Homes and Property

Affordable homes axed to make way for Crossrail

By Ruth Bloomfield
A new development is planned for prime Fitzrovia, on a site where advertising firm Saatchi & Saatchi is currently based
A row has erupted after it emerged that new affordable homes for first-time buyers are being sacrificed to help pay for the Crossrail project. Plans for a development (right) in prime Fitzrovia, on a site where advertising firm Saatchi & Saatchi is currently based, include only 15 affordable homes out of a total of 55 new properties.

The development is in Camden, where council rules usually insist on half of all new homes being affordable.
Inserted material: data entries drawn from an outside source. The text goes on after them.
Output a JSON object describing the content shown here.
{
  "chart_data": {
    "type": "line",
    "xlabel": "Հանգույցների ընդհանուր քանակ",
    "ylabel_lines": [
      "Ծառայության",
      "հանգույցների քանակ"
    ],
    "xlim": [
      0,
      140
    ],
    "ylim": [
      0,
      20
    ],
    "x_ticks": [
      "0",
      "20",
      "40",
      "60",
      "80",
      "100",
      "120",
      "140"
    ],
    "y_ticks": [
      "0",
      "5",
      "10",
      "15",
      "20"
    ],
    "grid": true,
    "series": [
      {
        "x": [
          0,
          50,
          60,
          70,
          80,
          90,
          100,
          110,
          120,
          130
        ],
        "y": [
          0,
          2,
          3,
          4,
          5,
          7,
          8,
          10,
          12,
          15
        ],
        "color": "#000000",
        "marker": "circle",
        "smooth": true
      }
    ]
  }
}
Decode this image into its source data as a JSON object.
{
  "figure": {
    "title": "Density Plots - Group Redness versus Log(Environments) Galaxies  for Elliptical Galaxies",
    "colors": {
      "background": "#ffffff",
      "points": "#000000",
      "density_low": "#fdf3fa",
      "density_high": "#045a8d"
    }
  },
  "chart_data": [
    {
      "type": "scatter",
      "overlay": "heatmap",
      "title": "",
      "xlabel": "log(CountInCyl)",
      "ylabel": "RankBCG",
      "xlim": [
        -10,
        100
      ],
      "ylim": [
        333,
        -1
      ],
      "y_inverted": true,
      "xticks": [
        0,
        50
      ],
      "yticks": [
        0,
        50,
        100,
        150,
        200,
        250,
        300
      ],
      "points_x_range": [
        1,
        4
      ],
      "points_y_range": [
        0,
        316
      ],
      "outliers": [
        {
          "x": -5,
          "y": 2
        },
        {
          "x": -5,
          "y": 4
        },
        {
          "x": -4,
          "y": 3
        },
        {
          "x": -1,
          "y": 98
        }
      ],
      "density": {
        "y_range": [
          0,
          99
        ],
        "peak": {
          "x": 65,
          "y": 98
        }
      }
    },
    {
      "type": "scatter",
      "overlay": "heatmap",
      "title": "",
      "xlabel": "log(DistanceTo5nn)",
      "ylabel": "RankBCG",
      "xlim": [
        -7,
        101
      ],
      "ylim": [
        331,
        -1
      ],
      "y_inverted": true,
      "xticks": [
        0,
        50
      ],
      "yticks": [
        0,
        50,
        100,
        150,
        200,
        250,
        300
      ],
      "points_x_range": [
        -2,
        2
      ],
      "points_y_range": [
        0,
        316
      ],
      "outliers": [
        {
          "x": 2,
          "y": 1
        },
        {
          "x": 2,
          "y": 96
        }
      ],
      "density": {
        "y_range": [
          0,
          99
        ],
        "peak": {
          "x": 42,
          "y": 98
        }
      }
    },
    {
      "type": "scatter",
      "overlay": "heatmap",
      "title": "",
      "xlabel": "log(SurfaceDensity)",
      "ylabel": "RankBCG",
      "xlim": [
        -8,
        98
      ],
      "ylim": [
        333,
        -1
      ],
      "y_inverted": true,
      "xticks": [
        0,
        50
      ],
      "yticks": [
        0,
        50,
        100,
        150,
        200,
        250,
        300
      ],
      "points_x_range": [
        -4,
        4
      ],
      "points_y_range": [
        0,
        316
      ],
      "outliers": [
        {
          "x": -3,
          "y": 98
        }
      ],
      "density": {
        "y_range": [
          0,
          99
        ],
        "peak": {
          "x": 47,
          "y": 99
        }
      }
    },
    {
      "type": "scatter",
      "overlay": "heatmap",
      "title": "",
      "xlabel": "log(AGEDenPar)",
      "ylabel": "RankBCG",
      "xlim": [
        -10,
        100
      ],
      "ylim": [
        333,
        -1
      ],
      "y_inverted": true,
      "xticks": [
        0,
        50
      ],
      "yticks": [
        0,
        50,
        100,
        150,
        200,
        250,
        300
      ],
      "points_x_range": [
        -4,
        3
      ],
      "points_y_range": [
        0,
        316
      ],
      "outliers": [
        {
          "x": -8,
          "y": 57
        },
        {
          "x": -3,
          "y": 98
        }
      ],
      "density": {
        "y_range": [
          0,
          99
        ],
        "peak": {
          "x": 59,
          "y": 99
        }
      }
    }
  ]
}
Instead, it has been revealed, the developer, Derwent London, will pay £1.3 million towards the new east-west rail link in exchange for building fewer first-time homes.

Plans have been drawn up to transform the offices of London’s most famous advertising agency, Saatchi & Saatchi, into the ultimate walk-to-work flats.
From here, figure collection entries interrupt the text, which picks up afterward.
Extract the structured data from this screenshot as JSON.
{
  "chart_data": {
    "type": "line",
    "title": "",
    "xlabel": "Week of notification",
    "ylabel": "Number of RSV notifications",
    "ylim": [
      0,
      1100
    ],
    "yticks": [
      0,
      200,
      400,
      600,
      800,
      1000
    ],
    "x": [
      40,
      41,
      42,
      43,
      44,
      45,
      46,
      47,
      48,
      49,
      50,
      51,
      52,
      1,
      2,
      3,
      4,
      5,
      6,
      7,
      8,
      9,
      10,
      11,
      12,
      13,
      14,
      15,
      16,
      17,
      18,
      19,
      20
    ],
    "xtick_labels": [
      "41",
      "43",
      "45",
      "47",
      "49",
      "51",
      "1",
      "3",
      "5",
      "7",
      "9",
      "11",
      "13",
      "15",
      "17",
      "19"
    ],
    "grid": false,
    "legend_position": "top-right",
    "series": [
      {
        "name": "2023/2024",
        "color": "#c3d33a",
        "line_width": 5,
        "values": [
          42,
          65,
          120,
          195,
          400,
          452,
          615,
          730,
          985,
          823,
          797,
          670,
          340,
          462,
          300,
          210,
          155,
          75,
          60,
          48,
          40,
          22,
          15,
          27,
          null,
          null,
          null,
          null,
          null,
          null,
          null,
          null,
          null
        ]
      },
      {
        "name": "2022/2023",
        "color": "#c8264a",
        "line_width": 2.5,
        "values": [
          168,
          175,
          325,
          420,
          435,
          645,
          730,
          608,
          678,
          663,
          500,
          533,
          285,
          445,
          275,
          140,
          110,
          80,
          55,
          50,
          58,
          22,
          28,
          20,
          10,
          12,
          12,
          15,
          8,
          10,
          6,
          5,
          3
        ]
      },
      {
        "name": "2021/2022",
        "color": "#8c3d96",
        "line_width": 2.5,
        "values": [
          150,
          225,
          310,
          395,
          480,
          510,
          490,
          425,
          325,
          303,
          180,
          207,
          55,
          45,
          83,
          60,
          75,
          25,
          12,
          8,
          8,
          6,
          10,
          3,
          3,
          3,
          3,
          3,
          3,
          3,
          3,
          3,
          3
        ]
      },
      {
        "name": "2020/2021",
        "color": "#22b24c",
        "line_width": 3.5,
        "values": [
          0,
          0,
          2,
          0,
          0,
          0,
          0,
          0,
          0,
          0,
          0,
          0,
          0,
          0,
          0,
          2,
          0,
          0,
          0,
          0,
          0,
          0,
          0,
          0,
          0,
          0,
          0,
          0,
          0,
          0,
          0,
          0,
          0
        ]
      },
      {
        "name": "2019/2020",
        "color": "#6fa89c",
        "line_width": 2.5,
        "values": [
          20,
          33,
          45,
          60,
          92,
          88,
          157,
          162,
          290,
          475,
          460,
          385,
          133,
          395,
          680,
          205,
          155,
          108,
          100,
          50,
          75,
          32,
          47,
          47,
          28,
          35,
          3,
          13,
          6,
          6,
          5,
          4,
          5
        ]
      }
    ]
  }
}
Property developers hope to reinvent what has become known as the “Saatchi block” - a prime swathe of land bounded by Charlotte Street, Whitfield Street and Charlotte Mews, in the heart of Fitzrovia.

The agency’s 1960s-built offices will remain standing, but the interlinked buildings around it will be remodelled to provide space for a public square, shops and 55 new one- and two-bedroom flats, 15 of which would be affordable and aimed at first time buyers.

This relatively low level of affordable housing has outraged local residents’ groups and MP Frank Dobson, who are objecting to the proposals.

But Camden Council says since the developers will be forced to make a £1.3m contribution to the Crossrail project as a condition of being granted planning permission, it would not be financially viable for them to offer any more flats for young Londoners on modest incomes.

The design of the scheme, by leading architects Make, has been praised by the Government’s design watchdog, the Commission for Architecture and the Built Environment, which describes it as having the “potential to act as a benchmark” for other schemes involving redevelopment and enlargement of existing city buildings.

However The Charlotte Street Association describes it as a “gross overdevelopment” which will increase the floorspace of the existing buildings by almost 70 per cent and bring “frenetic activity” to a “tranquil” corner of central London. It also calls for a full 50 per cent of the new flats to be affordable.

The Fitzrovia Neighbourhood Association objects on similar grounds, as does local MP Frank Dobson who accuses the council of failing to stick to its own policy of insisting on 50 per cent affordable homes in new schemes. “The proposal also seems to represent a grotesque overdevelopment of the site,” he added.

Despite the objections the council is expected to approve the plans. A report by council officers concluded that the level of affordable housing proposed is “acceptable”. “This is an excellent regeneration scheme …” it concludes.

As well as the new flats and office space, a public park is included in the design - it has been inspired by New York’s Paley Park, and at 231 sq metres, is around the same size.

The proposals are due to be approved by Camden Council’s development control committee on May 19.